Lattice Sampling

Distrusting of PRNGs? Have the CDFs but sane enough to avoid convolution? Well then I have yet another expensive computational method for you!

It seems like every few weeks I search “comparing two beta distributed variables” in the hope that there’s some tool I’ve overlooked or new development since the last time I checked.¹ I do this because I’m a Bayesian poser who estimates Bernoulli probabilities using the Rule of Succession instead of a straight proportion. In other words, in a sample with S successes and F failures, my estimate of the actual success rate is Beta-distributed with parameters α = S +1 and β = F + 1. I find myself with two of these variables fairly frequently, trying to determine the chance that one is greater than the other.
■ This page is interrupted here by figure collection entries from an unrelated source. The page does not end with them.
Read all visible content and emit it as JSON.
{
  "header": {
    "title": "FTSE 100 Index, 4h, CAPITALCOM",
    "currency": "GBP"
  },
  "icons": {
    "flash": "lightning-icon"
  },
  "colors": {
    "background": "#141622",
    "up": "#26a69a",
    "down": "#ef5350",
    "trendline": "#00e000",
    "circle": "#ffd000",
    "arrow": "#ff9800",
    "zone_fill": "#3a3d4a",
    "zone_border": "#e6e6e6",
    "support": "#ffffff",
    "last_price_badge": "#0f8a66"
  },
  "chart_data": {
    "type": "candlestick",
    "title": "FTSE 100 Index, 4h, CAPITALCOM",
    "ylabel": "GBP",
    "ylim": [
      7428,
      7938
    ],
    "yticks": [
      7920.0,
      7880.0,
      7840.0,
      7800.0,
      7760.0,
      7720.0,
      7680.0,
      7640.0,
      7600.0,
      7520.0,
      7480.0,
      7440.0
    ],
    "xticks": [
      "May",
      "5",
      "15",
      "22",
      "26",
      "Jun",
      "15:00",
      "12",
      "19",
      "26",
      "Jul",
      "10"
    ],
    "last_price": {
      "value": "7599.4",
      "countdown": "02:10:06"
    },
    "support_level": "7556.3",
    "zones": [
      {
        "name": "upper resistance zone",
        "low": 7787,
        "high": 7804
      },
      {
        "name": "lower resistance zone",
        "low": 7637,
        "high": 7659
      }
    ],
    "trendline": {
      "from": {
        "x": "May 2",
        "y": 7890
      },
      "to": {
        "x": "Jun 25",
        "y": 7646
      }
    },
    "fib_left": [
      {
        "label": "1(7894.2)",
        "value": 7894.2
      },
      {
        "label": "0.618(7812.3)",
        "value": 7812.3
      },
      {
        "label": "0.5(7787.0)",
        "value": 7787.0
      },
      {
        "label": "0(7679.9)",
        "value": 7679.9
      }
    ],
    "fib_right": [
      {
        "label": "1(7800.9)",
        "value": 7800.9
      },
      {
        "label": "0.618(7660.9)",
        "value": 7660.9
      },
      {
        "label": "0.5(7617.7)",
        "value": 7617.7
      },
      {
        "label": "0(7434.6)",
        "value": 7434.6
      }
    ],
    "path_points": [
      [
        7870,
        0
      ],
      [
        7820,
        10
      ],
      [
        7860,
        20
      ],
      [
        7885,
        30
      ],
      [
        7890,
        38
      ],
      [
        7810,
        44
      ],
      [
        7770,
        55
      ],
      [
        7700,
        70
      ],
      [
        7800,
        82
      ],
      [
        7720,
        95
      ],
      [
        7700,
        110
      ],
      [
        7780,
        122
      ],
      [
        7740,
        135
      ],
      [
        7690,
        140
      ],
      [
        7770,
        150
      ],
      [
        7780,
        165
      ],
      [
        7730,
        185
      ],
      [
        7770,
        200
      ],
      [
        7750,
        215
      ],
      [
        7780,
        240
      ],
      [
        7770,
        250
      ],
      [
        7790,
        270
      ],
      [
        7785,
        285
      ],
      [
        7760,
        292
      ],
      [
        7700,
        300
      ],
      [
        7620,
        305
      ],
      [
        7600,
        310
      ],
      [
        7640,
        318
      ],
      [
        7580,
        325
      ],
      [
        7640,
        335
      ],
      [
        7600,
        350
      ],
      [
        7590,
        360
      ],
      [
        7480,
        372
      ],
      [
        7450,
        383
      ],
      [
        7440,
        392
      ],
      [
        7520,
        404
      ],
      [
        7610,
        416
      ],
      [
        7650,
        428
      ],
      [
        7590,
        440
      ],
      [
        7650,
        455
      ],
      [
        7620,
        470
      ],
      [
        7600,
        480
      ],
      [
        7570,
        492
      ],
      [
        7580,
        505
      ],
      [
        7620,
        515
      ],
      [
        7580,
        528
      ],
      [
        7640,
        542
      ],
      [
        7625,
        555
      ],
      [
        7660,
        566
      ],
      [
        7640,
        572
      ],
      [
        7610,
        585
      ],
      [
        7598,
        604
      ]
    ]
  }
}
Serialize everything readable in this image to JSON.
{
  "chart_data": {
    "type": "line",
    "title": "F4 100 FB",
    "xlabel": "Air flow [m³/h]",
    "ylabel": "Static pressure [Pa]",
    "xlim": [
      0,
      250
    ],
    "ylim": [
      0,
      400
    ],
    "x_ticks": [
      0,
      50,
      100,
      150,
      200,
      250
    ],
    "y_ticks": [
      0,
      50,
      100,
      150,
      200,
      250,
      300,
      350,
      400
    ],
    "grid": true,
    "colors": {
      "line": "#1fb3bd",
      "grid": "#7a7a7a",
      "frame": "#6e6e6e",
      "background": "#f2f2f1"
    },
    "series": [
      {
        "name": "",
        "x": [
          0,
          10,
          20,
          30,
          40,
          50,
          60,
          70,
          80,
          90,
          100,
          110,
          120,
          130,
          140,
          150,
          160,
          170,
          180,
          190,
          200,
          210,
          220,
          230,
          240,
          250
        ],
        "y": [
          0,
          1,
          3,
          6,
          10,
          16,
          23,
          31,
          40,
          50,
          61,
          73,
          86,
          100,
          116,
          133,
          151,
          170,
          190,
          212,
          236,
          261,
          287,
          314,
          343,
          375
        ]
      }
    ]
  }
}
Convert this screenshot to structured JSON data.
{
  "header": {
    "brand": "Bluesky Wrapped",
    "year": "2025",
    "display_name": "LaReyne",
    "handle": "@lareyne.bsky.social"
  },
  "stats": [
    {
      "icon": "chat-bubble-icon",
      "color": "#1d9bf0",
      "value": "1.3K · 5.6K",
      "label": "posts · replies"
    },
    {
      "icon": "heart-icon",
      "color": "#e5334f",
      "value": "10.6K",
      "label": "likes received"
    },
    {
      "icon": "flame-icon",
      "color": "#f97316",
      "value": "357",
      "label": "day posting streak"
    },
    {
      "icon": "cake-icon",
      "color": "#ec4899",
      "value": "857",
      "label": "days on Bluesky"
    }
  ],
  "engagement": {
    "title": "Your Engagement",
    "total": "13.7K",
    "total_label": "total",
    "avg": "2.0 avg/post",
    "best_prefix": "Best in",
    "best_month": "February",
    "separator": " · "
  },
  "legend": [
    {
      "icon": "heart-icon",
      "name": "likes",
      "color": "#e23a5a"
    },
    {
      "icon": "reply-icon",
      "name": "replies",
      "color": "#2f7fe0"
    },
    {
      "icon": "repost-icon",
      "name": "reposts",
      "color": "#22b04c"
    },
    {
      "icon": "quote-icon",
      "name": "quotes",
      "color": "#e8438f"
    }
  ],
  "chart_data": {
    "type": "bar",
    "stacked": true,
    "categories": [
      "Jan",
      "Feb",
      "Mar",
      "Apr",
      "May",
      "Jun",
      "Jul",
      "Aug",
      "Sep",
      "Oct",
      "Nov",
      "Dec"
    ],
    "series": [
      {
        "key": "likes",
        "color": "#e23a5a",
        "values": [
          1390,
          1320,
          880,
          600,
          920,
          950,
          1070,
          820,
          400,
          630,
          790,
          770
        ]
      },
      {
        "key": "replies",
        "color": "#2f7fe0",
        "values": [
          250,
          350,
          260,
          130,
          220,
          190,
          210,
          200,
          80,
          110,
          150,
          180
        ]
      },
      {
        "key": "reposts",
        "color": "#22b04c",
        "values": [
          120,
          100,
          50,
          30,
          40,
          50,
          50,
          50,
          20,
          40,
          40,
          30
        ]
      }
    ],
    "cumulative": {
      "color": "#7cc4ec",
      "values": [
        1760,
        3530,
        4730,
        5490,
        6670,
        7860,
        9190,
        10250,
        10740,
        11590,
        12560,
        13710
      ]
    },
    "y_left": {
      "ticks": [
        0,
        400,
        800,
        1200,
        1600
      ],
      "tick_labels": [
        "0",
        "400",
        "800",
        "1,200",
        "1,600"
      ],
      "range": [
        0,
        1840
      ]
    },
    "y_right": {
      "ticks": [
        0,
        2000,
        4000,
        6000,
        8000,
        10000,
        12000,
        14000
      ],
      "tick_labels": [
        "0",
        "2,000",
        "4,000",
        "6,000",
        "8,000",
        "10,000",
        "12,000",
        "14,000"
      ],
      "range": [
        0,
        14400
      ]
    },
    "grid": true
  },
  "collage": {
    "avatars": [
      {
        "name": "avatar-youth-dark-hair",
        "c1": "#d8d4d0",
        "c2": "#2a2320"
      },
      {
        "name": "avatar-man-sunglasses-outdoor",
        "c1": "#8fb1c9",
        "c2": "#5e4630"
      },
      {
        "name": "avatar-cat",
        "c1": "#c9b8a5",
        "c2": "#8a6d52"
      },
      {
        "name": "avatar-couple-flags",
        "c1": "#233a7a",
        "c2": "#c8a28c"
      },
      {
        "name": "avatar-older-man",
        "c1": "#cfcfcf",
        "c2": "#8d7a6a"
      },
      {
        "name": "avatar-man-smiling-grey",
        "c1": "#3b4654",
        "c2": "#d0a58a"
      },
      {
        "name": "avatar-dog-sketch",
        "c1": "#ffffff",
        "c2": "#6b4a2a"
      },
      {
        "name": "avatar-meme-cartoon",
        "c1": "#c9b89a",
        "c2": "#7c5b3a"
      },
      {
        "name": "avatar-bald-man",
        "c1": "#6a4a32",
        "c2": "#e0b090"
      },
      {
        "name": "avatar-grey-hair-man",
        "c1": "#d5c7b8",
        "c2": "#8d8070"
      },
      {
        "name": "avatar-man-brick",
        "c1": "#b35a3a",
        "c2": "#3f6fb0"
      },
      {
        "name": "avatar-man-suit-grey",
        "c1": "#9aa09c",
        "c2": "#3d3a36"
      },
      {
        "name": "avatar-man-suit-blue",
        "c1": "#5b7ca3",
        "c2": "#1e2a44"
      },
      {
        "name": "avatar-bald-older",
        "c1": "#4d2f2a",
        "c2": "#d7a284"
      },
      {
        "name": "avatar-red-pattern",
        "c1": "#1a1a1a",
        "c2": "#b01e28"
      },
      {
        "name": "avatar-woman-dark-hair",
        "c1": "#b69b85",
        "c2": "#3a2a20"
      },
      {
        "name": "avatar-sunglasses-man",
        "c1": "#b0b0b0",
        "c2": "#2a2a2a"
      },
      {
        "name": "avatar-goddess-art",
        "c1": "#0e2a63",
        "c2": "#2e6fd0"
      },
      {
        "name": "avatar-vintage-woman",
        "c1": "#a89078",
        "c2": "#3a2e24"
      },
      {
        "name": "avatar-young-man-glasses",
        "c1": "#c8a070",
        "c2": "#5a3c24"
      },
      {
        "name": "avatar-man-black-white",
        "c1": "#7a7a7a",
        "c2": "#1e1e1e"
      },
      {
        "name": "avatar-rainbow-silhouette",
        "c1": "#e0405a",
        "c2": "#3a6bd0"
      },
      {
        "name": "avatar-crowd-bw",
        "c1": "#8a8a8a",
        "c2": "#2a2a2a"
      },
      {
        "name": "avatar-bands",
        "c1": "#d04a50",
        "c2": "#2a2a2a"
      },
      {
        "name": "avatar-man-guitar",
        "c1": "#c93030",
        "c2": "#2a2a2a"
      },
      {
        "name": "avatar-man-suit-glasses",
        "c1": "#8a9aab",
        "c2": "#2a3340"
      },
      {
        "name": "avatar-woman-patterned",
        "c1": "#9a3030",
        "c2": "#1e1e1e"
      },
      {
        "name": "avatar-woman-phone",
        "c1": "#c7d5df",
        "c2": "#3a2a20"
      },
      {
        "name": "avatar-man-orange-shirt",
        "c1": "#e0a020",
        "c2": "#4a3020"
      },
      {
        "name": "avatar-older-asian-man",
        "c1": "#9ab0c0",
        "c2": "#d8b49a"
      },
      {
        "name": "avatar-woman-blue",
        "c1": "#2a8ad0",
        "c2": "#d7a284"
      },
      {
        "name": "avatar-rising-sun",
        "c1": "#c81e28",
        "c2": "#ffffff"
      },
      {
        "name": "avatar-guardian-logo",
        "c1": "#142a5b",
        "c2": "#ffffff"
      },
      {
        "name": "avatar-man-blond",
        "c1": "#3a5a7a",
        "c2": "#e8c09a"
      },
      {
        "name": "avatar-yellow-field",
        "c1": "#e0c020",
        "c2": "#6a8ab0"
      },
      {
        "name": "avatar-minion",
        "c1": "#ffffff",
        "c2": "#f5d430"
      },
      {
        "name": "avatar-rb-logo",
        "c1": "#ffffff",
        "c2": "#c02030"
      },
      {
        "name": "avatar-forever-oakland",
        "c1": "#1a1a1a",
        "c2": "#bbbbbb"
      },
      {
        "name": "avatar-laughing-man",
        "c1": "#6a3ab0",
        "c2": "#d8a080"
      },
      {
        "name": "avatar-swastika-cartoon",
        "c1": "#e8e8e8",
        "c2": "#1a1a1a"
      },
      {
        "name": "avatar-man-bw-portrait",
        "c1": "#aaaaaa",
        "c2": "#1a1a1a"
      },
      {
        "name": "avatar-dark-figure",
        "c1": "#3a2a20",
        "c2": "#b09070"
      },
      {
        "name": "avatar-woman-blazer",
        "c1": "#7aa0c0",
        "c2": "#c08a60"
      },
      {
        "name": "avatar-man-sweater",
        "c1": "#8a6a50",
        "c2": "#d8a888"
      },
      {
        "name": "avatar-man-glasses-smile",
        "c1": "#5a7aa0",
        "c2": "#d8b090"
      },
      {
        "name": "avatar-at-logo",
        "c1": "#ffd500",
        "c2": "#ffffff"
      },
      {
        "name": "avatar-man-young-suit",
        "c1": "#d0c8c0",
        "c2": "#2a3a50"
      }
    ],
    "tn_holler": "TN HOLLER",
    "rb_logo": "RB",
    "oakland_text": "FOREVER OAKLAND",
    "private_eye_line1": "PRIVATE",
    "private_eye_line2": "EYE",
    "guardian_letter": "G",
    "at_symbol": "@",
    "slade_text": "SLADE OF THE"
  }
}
Now that all the cool kids are gone, I’ll share something I played around with recently that can apply to really any distribution as long as you know the Cumulative Density Function and has a few properties that Monte-Carlo sampling does not (and vice versa). In my own head I refer to it as deterministic sampling (which appears to already be claimed) or lattice sampling (you’ll see why soon) and it does not appear to be a tool anywhere in statistics academia² or elsewhere (or if it is, very infrequently used). Please correct me if I’m wrong about this!

A very serious look at the landscape of distribution comparison tools.

“What’s lattice sampling?!” cry tens of voices, max. Let’s say we have some random variable X with a known CDF F(x). A lattice sample of X with size n is one that transforms n percentiles on the (0,1) space onto whatever space X is in. So far, this is entirely in line with what PRNGs are doing during MC sampling. What distinguishes the lattice sample is that the percentiles used are not random, but are blanketed uniformly over (0,1). If n = 1, you have the single-element vector [0.5]. If n = 2, you have [0.25, 0.75]. If n = 3, you have [1/6, 3/6, 5/6], and so on.³ Push this lattice through the inverse CDF and you have a sample that is representative of the distribution at the limit.⁴ Here’s a lattice and inverse CDF visualization for a standard normal distribution.

n = 1 (solid), 2 (dashed), and 10 (dotted)

So now what? What does this do for me? I pick an n of 1,000 or 10,000 or whatever and now I can… plot the CDF of (in my case) a beta distribution in a way that looks smooth and isn’t random. Where this comes in handy at least for my purposes is when I want to know how two different random variables interact. More specifically, the likelihood that one is larger than the other.⁵ This is relatively straightforward as an idea if you have the RAM (and the time), but I then iterate over all pairwise combinations and compare. This gives me a very good estimate of the actual likelihood, without the variability of MC sampling or the psychic damage of convolutional integrals. Now in R I can I estimate my confidence in Steve Kerr’s “true”⁶ career regular season FT% being higher than Reggie Miller’s⁷:

Don’t judge my code.

About a 2.6% chance by this method.⁸ I’ve found this handy for A/B Test evaluation, comparing two variables with different underlying distributions, and distracting myself while other people are talking to me about something way more important.

1

For the record this does have a closed form solution. Find it here, or, more accessibly, here.

2

This sounds like a brag, but it’s really condemnation of everything I’m about to write. “Two economists see a $100 bill on the ground…”

3

I chose uniform gaps here, treating 0 and 1 like wraparound points. There might be an argument for some moment matching here, choosing a gap that ensures the variance of the percentile lattice array is 1/12 for all n > 1 to align with the reality of the uniform distribution. As it stands, the lattice is overly disperse, which I’m choosing to call a conservative choice for estimation. I’m thinking with sufficiently large n there isn’t much of a difference.

4

Ok you called my bluff. I’m pretty confident this is the case, maybe you have to pick a different way of generating the lattice to make this as powerful as possible. Proofs are where I know just enough math to be dangerous but not nearly enough to be actually effective.

5

This is a caveat about independence.

6

The hypothetical “true”, as opposed to whatever we observed in reality, which is a realization of the true rate.

7

I was really just looking for a couple of recognizable players with similar FT% but wildly different sample sizes. The former shot 627 for 726 (86.4%, surely someone has pointed this palindrome out to him before? Also! Kerr missed exactly 99 regular season FTs. Think he knew towards the end he was close to 100?) from the line over his career, the latter 6,237 for 7,026 (88.8%) according to nba.com.

8

Sorry for the stray, Steve.